How to handle a missing environment variable set in `crontab`

I have a bash script that I need to be able to start from either: 1. cron 2. an interactive (logon) shell This script needs to know whether it was started from cron, or started from an interactive shell. I thought I had resolved this issue when I declared an environment variable in the root crontab:

RUN_BY_CRON="TRUE"

In the script, I test RUN_BY_CRON and use the result to set another variable:

if [ "$RUN_BY_CRON" = "TRUE" ]; then            
    ((wait_time=DELAY_HALT*60))
fi

This worked until I added set -u to my script (as a *"common defensive programming strategy"*). Since then, when I run the script from the command line, set -u flags RUN_BY_CRON as an "unbound variable" error:

$ sudo ./skedrtc.sh
./skedrtc.sh: line 24: RUN_BY_CRON: unbound variable

FWIW, I ran shellcheck on this script, and got no warning or error.

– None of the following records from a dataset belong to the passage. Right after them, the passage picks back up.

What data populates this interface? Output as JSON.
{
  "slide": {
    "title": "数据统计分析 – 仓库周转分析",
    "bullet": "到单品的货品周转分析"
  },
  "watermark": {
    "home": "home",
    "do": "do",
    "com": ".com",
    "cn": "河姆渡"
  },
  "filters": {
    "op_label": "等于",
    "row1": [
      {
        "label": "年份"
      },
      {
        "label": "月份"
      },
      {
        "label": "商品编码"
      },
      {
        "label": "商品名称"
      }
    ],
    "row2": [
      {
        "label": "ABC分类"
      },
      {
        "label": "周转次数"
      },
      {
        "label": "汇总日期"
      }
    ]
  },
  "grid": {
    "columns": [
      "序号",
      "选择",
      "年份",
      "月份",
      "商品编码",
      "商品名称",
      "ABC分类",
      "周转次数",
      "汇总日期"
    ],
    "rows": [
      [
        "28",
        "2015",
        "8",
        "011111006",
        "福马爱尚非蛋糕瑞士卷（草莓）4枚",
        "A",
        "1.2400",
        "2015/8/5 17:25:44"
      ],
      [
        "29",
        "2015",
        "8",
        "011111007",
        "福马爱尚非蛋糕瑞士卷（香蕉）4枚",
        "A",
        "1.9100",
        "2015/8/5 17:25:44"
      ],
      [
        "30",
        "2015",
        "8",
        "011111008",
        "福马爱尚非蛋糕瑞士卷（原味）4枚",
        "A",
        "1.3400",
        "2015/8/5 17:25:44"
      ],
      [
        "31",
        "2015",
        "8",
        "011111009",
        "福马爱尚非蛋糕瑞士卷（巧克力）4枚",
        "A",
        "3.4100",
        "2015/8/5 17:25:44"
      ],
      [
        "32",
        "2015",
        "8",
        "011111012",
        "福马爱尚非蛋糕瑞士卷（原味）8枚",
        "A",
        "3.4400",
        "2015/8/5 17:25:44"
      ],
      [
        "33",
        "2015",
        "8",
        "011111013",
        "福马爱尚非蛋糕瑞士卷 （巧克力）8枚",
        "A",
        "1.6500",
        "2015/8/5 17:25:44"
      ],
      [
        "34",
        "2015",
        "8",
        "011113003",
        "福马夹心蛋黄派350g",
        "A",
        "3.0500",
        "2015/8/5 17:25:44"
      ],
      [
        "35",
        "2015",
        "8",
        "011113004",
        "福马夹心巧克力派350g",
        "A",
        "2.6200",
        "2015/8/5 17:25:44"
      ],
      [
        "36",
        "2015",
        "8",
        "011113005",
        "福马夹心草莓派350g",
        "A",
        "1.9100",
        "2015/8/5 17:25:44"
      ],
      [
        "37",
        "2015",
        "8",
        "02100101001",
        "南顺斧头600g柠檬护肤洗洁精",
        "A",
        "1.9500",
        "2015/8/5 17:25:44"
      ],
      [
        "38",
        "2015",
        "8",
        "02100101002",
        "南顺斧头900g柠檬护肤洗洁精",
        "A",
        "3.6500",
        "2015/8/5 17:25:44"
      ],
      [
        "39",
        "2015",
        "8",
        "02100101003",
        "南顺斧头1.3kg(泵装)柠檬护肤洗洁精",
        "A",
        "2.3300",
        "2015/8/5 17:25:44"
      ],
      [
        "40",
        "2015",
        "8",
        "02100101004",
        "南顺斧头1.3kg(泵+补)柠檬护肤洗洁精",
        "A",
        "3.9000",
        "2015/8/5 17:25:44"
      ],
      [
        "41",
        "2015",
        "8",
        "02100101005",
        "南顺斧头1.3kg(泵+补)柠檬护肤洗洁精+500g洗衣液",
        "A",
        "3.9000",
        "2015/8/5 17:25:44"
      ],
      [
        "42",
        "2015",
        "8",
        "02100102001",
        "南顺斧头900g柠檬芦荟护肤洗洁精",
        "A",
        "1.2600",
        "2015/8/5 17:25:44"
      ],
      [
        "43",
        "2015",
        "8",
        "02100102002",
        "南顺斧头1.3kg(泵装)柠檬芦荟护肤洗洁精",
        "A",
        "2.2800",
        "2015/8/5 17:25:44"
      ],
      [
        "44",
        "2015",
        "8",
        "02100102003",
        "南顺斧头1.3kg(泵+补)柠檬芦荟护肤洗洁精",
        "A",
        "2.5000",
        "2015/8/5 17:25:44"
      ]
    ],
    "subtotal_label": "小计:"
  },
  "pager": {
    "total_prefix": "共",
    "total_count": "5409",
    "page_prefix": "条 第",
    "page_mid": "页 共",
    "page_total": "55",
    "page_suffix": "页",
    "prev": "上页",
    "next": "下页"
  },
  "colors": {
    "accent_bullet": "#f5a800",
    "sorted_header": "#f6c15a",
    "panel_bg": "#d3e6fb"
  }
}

I tried adding a test for RUN_BY_CRON, but got the same error. I tried testing for an interactive shell, but testing from within the script itself isn't helpful:

...
if [ -z "$RUN_BY_CRON" ]; then        # test for null string
    RUN_BY_CRON="FALSE"
fi
...

if [[ $- == *i* ]]; then              # test for interactive shell
    RUN_BY_CRON="FALSE"
fi

This feels like a [*"catch 22"*](https://www.merriam-webster.com/dictionary/catch-22) situation. I've looked for ways to create a **try-catch** block, but AIUI there's nothing like that in bash. ### Q: How can I avoid this "unbound variable" error without removing the set -u ?